Starting 4/22/2010, renovations that disturb lead-based paint in older residential dwellings and child-occupied facilities must generally comply with the Lead-Based Paint Renovation Rule of the Environmental Protection Agency (EPA).
Under the newly implemented rule, renovators of target housing built before 1978 must now be trained and EPA-certified to perform safe work practices to prevent lead contamination. Additionally, renovators must deliver EPA's lead renovation pamphlet to an occupant within 60 days before a project begins (and, if mailed, at least seven days before a project begins). Renovators must also obtain the occupant's signed acknowledgment of receipt or substitute documentation as specified.
The EPA issued this rule in 2008, but delayed implementation until now. The rule generally applies to building contractors, handymen, residential landlords, property managers, and anyone else who is paid to perform renovations or to direct workers to perform renovations as specified. The lead renovation rule does not apply to homeowners renovating the homes they live in. However, sellers of target housing must, among other things, disclose to their buyers any known lead-based paint and lead-based paint hazards
Renovation work covered by the lead renovation rule is defined as a modification of an existing structure that disturbs a painted surface, such as surface restoration or surface preparation activity. Excluded are minor repair and maintenance activities that disrupt up to 6 square feet of interior painted surface or 20 square feet of exterior painted surface. Demolitions and window replacements are not considered minor repairs.

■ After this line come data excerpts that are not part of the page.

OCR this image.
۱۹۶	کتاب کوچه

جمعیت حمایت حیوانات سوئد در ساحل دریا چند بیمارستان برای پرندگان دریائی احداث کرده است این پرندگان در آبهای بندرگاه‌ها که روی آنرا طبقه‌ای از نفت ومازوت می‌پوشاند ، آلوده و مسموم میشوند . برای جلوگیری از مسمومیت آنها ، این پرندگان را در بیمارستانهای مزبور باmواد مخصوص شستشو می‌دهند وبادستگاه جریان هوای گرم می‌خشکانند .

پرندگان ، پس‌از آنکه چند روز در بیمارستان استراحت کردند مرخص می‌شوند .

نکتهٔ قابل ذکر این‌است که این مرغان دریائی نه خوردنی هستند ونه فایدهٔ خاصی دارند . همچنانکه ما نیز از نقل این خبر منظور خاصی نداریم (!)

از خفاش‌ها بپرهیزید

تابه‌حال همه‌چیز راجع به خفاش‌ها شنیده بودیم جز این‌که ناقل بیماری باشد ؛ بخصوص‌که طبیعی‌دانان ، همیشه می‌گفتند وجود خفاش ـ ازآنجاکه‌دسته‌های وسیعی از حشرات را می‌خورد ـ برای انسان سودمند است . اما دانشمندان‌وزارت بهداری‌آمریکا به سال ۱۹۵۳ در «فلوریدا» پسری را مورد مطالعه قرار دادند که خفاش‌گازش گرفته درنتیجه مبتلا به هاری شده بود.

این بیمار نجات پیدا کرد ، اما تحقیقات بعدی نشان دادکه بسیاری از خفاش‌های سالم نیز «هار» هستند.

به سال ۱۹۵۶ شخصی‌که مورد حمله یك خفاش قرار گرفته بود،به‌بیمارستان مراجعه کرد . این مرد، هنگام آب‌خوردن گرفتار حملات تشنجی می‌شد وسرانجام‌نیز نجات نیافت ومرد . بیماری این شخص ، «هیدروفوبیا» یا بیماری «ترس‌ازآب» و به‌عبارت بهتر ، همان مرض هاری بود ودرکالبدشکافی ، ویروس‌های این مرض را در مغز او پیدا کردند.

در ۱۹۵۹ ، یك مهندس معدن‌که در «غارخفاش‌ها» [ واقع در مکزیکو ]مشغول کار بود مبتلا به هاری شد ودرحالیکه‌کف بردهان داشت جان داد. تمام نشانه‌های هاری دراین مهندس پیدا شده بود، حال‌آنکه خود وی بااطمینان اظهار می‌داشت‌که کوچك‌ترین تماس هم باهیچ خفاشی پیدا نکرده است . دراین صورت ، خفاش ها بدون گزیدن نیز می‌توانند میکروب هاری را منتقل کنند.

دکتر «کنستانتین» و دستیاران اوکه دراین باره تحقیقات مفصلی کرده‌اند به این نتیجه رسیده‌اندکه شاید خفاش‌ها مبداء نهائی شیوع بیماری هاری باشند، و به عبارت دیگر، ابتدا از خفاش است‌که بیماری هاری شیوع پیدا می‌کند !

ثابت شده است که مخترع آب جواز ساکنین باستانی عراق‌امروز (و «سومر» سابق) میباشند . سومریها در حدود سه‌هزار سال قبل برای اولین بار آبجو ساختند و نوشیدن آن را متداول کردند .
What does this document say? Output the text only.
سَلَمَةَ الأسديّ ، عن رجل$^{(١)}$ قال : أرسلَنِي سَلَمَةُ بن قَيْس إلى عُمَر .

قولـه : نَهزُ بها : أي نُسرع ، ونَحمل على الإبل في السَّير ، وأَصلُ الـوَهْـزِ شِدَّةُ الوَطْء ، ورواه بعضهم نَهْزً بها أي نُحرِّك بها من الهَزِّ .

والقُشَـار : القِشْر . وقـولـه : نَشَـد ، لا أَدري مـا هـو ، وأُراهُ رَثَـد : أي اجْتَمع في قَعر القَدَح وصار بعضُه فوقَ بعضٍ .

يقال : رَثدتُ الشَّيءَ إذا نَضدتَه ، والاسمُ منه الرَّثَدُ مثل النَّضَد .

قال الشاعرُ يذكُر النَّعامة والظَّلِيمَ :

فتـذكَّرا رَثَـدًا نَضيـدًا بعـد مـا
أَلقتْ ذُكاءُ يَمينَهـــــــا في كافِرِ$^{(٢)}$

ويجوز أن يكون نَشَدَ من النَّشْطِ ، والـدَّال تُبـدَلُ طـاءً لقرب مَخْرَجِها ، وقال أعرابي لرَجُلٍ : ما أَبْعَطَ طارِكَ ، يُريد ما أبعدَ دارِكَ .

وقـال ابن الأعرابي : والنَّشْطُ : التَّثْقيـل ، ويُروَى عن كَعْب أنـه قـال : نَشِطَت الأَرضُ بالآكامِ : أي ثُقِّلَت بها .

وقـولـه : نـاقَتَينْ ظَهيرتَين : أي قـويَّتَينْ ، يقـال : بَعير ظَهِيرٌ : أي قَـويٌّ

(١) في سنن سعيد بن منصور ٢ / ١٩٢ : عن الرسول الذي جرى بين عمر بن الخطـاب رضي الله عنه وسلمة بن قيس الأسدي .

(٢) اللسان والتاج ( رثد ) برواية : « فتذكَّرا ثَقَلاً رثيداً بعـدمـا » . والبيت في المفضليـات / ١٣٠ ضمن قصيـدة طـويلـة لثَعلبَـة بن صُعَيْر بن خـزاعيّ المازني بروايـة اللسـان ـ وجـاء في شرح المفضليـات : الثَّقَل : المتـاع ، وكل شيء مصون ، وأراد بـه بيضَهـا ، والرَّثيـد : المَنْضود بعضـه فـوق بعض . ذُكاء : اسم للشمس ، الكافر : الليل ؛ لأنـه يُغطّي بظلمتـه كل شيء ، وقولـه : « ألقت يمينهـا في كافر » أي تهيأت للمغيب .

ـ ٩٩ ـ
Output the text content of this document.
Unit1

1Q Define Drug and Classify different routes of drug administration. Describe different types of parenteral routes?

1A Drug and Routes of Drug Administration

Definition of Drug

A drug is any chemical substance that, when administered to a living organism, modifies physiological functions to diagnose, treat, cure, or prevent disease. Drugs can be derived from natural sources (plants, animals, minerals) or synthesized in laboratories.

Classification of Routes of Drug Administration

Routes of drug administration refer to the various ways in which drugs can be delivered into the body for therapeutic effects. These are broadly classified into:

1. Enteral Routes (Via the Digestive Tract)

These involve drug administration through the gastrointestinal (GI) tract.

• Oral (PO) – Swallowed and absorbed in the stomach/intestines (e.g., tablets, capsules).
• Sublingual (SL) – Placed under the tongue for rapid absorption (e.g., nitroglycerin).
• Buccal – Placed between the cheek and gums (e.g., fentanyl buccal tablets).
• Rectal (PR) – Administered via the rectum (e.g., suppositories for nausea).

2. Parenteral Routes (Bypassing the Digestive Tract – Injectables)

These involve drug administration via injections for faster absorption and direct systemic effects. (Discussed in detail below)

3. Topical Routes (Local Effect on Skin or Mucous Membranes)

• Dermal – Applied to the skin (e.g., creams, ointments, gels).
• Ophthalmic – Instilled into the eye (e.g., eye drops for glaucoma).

Strategic defaults on homes on the rise The number of people choosing to cut their losses on their homes continues to rise.Studies estimate about one-quarter of all defaults are voluntary walkaways, also known as strategic defaults and jingle mail (for the sound the abandoned keys make in the mailbox).
Investors plunking down cash for homes Investors paying cash for houses accounted for one in four home sales during the past year in Sacramento County and West Sacramento, becoming dominating players in a distressed market and squeezing out scores of first-time buyers, 2009 statistics now show.
Chih Wu, REALTOR, represents home buyers or sellers in the following Northern California cities and neighborhoods: Adams Point, Alameda, Albany Hill, Bay Farm, Bayo Vista, Berkeley Hill, Broadmore, Bronze Coast, Claremont, Claremont Hills, China Hill, Chinatown, Central, Craigmont, Crocker Highlands, Dolores/Parish, Dimond, East End, Edison, Emeryville, El Cerrito, Elmwood, Estudillo Estate, Fernside, Floresta Garden, Fremont, Fruitvale, Glenview, Gold Coast, Haddon Hill, Harbor Bay, Hayward, Heron Bay, Hiller Highlands, Jack London, Kensington, Laurel, North Berkeley, North Oakland, Marina, Manor, Maxwell Park, Millsmont, Montclair, Oakmore, Oaknoll, Oceanview, Otis, Piedmont, Piedmont Avenue, Piedmont Pines, Pond, Redwood Heights, Richmond, Ridgemont, Rockridge, San Antonio, San Leandro, San Lorenzo, Skyline, Southshore, Temescal, Thousand Oaks, Trestle Glen, Union City, Upper Rockridge, Washington Manor, West End.